Doch schaffte er es schließlich, die Grundschule mit einer Realschulempfehlung zu bestehen, woraufhin er auf eine Gesamtschule wechselte.
Und so führte sie die Erzählung seines Lebens und ihrer Empfindungen über den Werdegang ihres Enkels weiter fort. Viele verschiedene Farben bildeten ein Muster aus allerlei Emotionen all der 18 Jahre seines Lebens und noch etwas weiter.
Dann gelangte sie an das Ende des Schals. Türkis. Ein Gemisch aus dem Grün der Hoffnung und dem Blau der Trauer oder Wehmut. Erik konnte sich denken, dass die Farbe damit zusammenhing, dass er nun fortziehen würde, um zu studieren. Nun musste er jedoch fragen: "Wieso hast du überhaupt damit begonnen, diesen Schal zu stricken?"

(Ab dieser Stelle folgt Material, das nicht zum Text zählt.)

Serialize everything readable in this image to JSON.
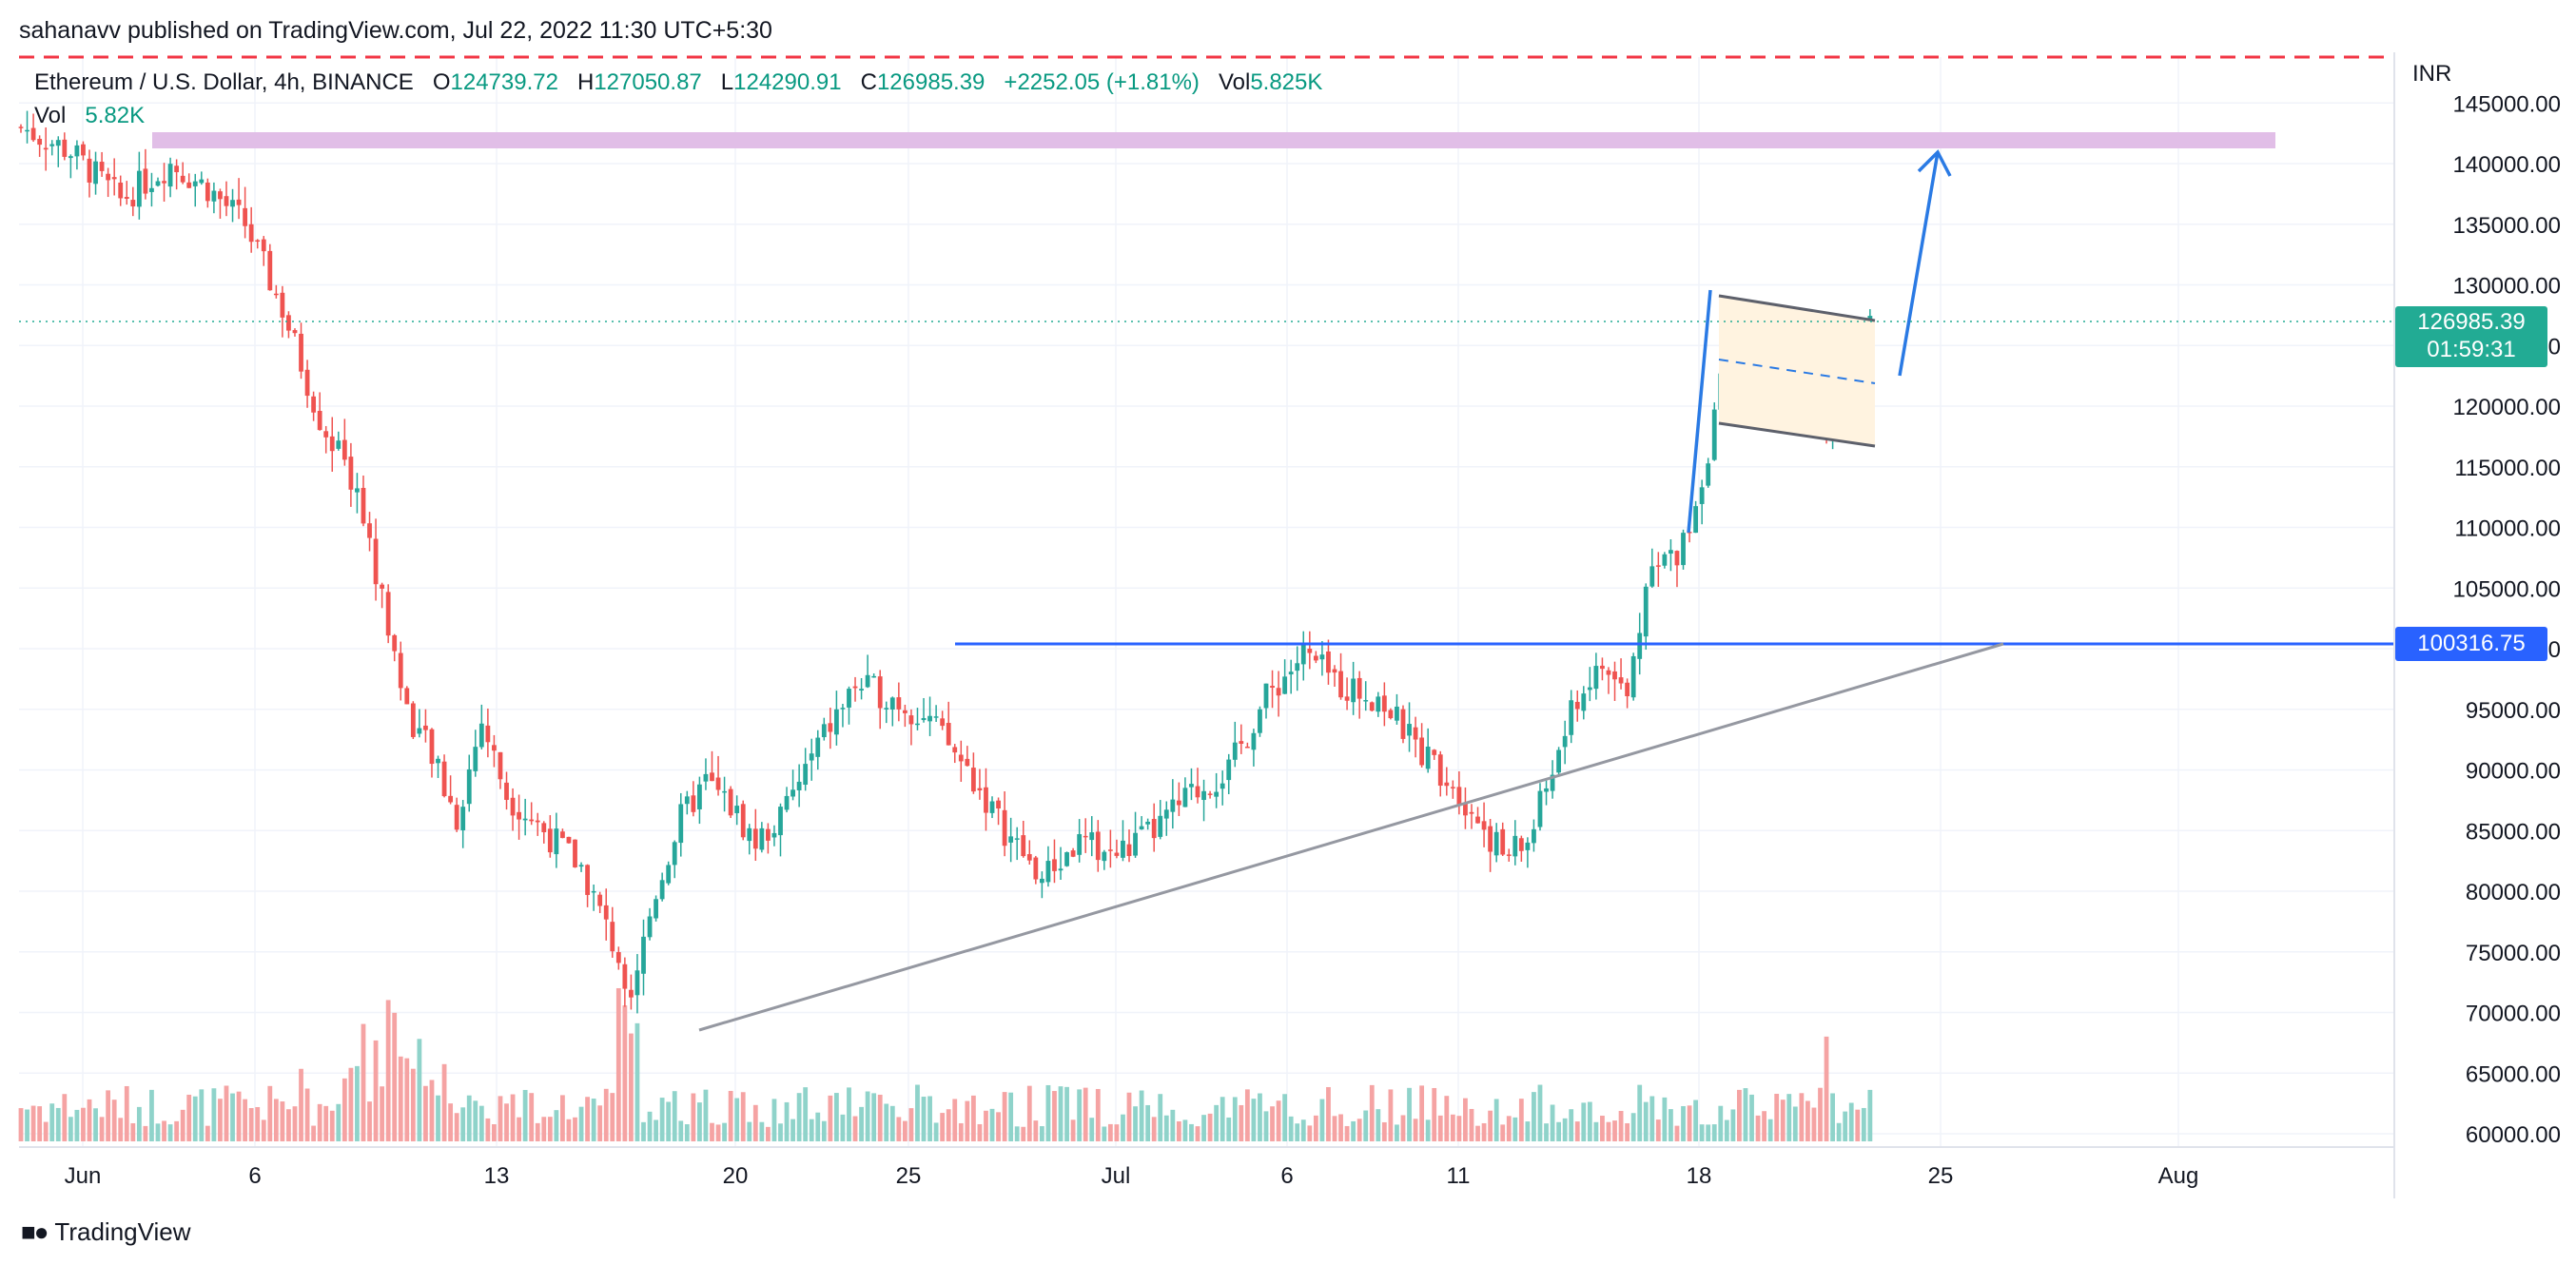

Hilda faltete den Schal sorgfältig auf ihrem Schoß zusammen und strich noch ein weiteres Mal über den dicken, doch sanften Stoff. "Ich muss zugeben, dass ich lange Zeit deines Lebens sehr mit meiner Kunst beschäftigt war. Aus Sorge, ich könnte dich dadurch vernachlässigen, habe ich wohl angefangen, die Kunst mit dir im Gedanken umzusetzen. So wollte ich zeigen, wie wichtig du mir bist, auch wenn es vielleicht nicht so scheinen mag. Was auch geschieht, es ist mein Wunsch aus tiefstem Herzen, dass du glücklich bist."
Nachdem sie dies gesagt hatte, blickte sie zu ihrem Enkelsohn auf. Dieser schaute sie wie von allen Geistern verlassen an. Es dauerte eine Weile, bis die Mauer des Schweigens fiel und er fragte: "Kann ich den Schal wiederhaben?"
Nickend überreichte Hilda ihm diesen und sah zu, wie er ihn sich umlegte.
Dann umarmte Erik sie, während sich in seinen Augen Tränen sammelten. "Ich werde diesen Schal stets in Ehren halten und auf ihn aufpassen. Wirklich, es tut mir leid, dass ich ihn anfangs hässlich fand. Ich wusste nicht, dass er so viel bedeutet. Dass ich dir so viel bedeute. Es tut mir leid."
Hilda lächelte und strich ihm sanft über den Kopf. "Vergiss einfach nicht, dass ich stets für dich da bin und du dich immer an mich wenden kannst."
"Das werde ich niemals vergessen. Danke."